Quand on parle des produits qui découlent de cette pratique orale, par exemple quand on passe d'un niveau scolaire à un autre, les chansons sont très importantes parce qu'elles constituent notre documentation des autorités et des responsabilités dans notre vision du monde. Voilà la vision du monde que nous partageons.

Quand nous avons commencé à entrer en contact avec l'éducation occidentale, surtout à l'époque des pensionnats autochtones — j'ai moi-même fait l'expérience de ces écoles, j'ai été pensionnaire dans une école dans la Nation Piikani —, la pratique de l'éducation était fondée sur un système de croyances occidentales et sur une pratique occidentale. Même la manière de s'asseoir dans la salle de classe était complètement différente.

Quand on est exposé à une pratique différente, il faut légitimer ou valider la pratique de l'éducation. Dans mon cas, il m'a fallu deux ou peut-être trois ans d'échecs au même niveau scolaire avant d'arriver à croire et à m'intégrer au système d'éducation occidental.

Le système était fondé sur des documents écrits qui représentaient une forme de validation des autorités et des responsabilités. Par exemple, quand on passe d'un niveau scolaire à un autre, les bulletins sont très importants et vous permettent d'accéder à la classe suivante.

Quand on compare les pratiques d'éducation et les méthodes d'apprentissage, il y a assurément une méthode orale et une méthode écrite, mais nous parlons aussi de parallélisme. Si nous pouvons interpréter culturellement les pratiques de l'un et l'autre système, nous pouvons aboutir à des facteurs communs qui nous permettent de progresser dans l'éducation.

Par exemple, dans notre communauté, nous avons la société Niipoomaakiiks, qui regroupe des jeunes d'environ huit ans. On les a introduits à nos méthodes d'éducation orale. Ces enfants ont pris en main leur éducation une fois qu'ils ont compris notre langue et nos méthodes d'apprentissage. Une fois cela fait, ils ont pu introduire des matières occidentales comme les mathématiques, les langues, les arts et tout le reste.

Dans notre communauté, nous travaillons avec les pratiques ancestrales pour faire une interprétation culturelle des pratiques occidentales de manière que celles-ci deviennent partie intégrante des pratiques de l'Alberta.

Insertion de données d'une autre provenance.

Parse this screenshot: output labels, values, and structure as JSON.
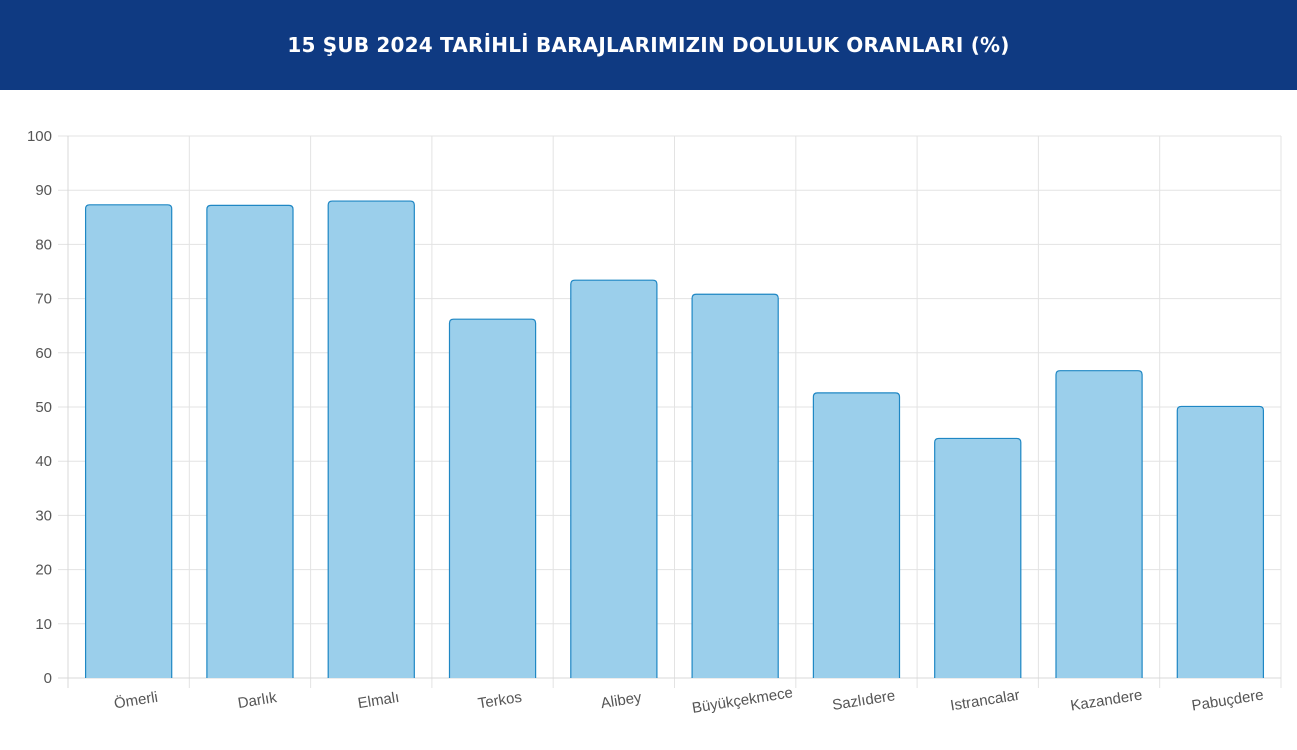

Le sénateur Stewart Olsen : Je constate que vos écoles sont financées et dirigées par les autorités fédérales. Trouvez-vous que ce système est une bonne manière de procéder? C'est très différent des écoles qui sont dirigées par les bandes dans les réserves. Est-ce que cela vous plaît ou bien voudriez-vous changer cela?

Mme VanEvery-Albert : Je voudrais que vous compreniez pourquoi nous sommes dans cette situation. Dans les années 1970 — j'ignore si vous connaissez le terme « dévolution » —, les Affaires indiennes voulaient dévoluer l'éducation aux communautés des Premières nations. Dans notre communauté, nous avons étudié cette proposition au moins trois fois. Nous n'étions pas disposés à prendre en main un système d'éducation mal financé et dysfonctionnel qui ne fournissait pas suffisamment d'argent.

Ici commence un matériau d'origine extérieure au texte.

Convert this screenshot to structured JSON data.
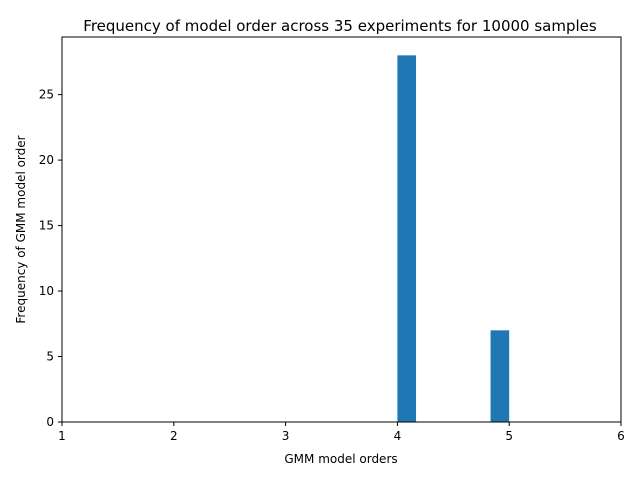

Vous savez probablement que les fonds limités consacrés aux écoles des Premières nations obligent les communautés à choisir entre payer les enseignants au même niveau que les provinces et enlever de l'argent aux programmes, ou bien conserver des programmes bien financés et mal payer les enseignants. Cette situation ne devrait pas être. Quoi qu'on fasse, cela cause de grandes difficultés.

Comme le gouvernement fédéral était disposé à travailler avec l'Alliance de la fonction publique et à payer un salaire raisonnable aux enseignants, nous n'avons pas eu besoin de couper dans les programmes. Cependant, l'argent qu'ils allaient fournir ne suffisait pas pour faire les deux. Beaucoup d'éléments de l'éducation ne pourraient jamais être financés dans le cadre de la formule actuelle de financement.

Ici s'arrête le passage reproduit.